Figure 11: A simple cell structure under continuous relaxation.
Figure 12: A cell-based neural network architecture.
Strong empirical results are demonstrated for bilevel-theory methods. For instance, AP-NAS and DARTS variants (LP-DARTS, SOCP-DARTS) consistently achieve higher accuracy and model efficiency on benchmarks such as CIFAR-10 and ImageNet, and do so under significantly reduced computational budgets compared to RL- and evolutionary-based NAS (2606.29582).
Numerical highlights:
- SOCP-DARTS/LP-DARTS: Up to 10 percentage points higher accuracy and greater parameter efficiency versus vanilla DARTS under CPU-based, time-constrained experiments.
- Auxiliary program-based updates: Further performance gains due to guaranteed model optimality and efficient Hessian handling via techniques like GNPP and randomized subsampling.
- Meta and one-shot approaches: Methods such as Once-for-All and Autoformer showcase exceptional transferability across tasks and input modalities.
Implications and Future Directions
Theoretical implications include the formalization of NAS as a nested, non-convex, bilevel optimization problem, aligning network structure search with hyperparameter optimization, meta-learning, and adversarial robustness under a unified framework. Practically, the auxiliary mathematical programming approach enables scalable, principled, and transferable architecture search, holding direct promise for low-resource (CPU-based) and large-scale (e.g., LLM, transformer, multimodal) settings.
Research opportunities arise in:
- Efficient Hessian approximation for large-scale networks (block-diagonal, low-rank, stochastic estimation).
- Joint optimization schemes unifying multiple hyperparameters (architecture, learning rates, regularization).
- Discrete/structured search spaces with rigorous relaxation and rounding strategies.
- Zero-cost proxies and hybrid methods that combine bilevel differentiation with sampling-based or analytic predictors.

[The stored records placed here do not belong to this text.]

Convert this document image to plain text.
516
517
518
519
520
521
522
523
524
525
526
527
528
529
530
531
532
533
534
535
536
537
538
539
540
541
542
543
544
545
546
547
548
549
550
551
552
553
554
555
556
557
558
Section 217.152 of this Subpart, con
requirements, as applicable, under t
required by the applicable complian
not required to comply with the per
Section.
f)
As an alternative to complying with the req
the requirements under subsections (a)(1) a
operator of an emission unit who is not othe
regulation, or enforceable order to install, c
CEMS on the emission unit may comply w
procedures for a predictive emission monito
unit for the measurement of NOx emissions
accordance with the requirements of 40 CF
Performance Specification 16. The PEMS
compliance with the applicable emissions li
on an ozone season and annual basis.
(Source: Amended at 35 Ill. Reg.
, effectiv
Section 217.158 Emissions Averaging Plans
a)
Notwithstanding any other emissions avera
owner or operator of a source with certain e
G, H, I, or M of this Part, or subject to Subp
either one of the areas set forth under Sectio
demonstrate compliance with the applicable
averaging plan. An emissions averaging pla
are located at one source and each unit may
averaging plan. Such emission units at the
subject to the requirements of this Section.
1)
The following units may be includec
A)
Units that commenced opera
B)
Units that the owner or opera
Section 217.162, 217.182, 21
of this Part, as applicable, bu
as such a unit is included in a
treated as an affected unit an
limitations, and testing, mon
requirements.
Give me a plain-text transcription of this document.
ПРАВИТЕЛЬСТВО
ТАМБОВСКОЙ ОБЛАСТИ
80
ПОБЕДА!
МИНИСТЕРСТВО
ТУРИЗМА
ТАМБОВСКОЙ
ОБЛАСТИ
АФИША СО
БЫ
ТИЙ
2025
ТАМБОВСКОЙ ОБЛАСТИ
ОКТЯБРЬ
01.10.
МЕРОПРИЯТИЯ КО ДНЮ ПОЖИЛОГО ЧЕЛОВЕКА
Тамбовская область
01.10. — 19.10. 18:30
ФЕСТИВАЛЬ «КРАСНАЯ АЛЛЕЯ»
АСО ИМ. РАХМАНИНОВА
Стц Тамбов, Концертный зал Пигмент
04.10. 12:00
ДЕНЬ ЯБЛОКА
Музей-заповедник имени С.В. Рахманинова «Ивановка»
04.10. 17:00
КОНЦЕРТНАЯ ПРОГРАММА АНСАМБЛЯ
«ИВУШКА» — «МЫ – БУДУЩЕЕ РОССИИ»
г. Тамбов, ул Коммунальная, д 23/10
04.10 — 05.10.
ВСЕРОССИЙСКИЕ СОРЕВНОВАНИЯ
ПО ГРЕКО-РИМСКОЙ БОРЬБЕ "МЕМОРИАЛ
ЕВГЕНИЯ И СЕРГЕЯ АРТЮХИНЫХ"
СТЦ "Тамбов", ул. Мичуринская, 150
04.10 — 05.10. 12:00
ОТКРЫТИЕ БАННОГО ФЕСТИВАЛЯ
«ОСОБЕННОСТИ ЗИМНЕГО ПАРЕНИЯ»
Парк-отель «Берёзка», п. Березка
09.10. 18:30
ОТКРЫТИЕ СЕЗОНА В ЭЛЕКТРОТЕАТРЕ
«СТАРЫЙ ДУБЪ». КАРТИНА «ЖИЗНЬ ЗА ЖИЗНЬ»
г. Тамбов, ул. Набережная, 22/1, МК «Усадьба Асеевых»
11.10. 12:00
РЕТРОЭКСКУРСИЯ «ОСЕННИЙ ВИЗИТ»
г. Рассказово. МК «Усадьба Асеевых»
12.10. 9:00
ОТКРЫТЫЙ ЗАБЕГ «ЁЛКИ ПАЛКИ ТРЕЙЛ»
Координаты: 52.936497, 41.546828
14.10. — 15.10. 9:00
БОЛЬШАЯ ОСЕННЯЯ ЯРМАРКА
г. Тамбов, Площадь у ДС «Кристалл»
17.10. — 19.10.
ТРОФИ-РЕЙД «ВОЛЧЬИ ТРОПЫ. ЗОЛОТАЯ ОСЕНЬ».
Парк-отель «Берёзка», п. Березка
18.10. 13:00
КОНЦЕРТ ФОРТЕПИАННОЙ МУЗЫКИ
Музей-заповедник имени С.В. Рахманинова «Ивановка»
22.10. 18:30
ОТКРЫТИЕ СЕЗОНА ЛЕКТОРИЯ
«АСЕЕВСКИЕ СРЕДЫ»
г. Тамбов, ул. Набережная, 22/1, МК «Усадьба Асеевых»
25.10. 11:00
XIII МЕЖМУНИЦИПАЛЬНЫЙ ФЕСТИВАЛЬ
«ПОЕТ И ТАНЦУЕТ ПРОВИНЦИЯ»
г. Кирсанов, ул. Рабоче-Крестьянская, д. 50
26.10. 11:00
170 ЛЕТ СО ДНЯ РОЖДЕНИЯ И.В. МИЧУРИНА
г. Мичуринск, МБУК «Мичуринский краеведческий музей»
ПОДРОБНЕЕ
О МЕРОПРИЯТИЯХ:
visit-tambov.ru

- Extension to multimodal, foundation, and hardware-constrained architectures.
Conclusion
The paper systematically demonstrates that framing NAS as a bilevel optimization problem, and explicitly respecting its hierarchical structure, enables both higher performance and superior computational tractability compared to sampling-driven methods. Auxiliary mathematical programming, differentiable relaxations, and hypergradient-based updates form the backbone of state-of-the-art approaches. Future advances in scalable bilevel solvers and hybrid optimization strategies are positioned to accelerate progress in automated deep learning and efficient foundation model deployment.